La ordenación política del gobierno mundial: el Nuevo Orden Mundial


El 11 de Septiembre de 1991, George H. W. Bush, el que era presidente de los Estados Unidos, proclama: “Ya hay un nuevo orden a la vista, un nuevo orden mundial.” El discurso en donde está insertado esta frase, así como el aparente absurdo de proclamar esto en aquella reunión, como el tono, la fórmula, los términos, la fecha... indican que esta frase no es tan sólo una declaración pública extraída de un discurso político más. Bush es uno de esos linajes norteamericanos emparentados sanguíneamente con la élite europea; su fortuna familiar se hizo
considerable en el S. XIX, principalmente gracias al tráfico de opio y drogas (negocio que fue continuado en generaciones posteriores). El padre de George H.W., Prescott Bush, era un adineradísimo comerciante e influyente financiero internacional involucrado en la industria bélica. Prescott Bush financió directamente la maquinaria de guerra europea en los años cuarenta (del siglo XX), y muy especialmente, el poderío militar de la Alemania nazi. El propio George H.W. Bush participó como piloto en la Segunda Guerra Mundial, y él fue gloriosamente condecorado por su eficacia asesina en el Pacífico. Bush es un nombre relacionadísimo con el núcleo duro del Partido Republicano, así como con la sociedad más cerrada y siniestra de Yale, y así como con el poderoso CFR. Se trata de una importante familia marioneta del Novus Ordo Seclorum, y no es una casualidad que fuera George H.W. quien anunciara el Nuevo Orden Mundial, así, allí, al fin, y de esa manera.

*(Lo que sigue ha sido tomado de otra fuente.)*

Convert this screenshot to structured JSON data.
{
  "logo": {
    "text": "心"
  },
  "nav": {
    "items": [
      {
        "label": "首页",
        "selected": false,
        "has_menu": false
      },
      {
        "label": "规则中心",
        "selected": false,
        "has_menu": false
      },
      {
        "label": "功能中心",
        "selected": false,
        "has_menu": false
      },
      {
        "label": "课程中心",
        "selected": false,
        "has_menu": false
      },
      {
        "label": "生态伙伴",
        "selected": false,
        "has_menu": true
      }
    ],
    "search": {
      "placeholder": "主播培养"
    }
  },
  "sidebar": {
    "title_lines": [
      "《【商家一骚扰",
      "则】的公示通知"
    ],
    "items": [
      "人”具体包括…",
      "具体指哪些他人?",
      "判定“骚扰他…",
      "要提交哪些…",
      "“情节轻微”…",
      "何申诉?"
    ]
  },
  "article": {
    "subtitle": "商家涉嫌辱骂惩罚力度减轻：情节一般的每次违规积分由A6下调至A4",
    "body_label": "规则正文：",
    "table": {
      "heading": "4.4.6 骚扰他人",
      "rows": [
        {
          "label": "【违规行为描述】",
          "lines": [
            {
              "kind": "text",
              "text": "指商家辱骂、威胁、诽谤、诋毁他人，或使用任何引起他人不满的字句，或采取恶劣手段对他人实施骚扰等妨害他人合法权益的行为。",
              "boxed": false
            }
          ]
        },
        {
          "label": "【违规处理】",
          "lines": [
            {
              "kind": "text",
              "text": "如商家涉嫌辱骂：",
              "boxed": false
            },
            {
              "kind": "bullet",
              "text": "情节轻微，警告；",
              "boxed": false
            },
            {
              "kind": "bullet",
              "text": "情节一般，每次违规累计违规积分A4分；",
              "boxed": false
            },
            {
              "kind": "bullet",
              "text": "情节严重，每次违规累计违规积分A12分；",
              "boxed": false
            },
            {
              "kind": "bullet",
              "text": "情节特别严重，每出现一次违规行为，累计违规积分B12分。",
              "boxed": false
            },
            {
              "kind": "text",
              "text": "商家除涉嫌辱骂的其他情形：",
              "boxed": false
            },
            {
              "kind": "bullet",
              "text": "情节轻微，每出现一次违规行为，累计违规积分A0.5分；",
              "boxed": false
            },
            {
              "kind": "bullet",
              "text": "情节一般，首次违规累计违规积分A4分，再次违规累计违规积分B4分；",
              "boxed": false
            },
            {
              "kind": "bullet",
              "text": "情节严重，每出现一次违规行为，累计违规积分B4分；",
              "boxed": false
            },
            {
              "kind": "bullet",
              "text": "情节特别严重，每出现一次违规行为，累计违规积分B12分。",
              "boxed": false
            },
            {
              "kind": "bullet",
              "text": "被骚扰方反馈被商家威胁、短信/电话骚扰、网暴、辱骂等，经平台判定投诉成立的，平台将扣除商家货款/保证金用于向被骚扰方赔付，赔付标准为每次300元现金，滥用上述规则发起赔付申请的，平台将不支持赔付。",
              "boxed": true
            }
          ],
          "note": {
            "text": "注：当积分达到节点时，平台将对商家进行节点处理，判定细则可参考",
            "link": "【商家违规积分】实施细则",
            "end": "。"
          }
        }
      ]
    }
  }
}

En efecto: a finales del siglo XX, el Novus Ordo Seclorum adquiere un aspecto solidificado, concreto, tangible. Se trata –con rigor- de un “nuevo orden mundial”, como resultado político de la fuerza infrahumana manifestándose triunfante en todos los aspectos del ser humano. Por lo tanto, el New World Order, tal y como se identifica en el siglo XXI, supone ser tan sólo lo visible, lo formal, la punta del iceberg de un proyecto mucho más complejo que un programa político.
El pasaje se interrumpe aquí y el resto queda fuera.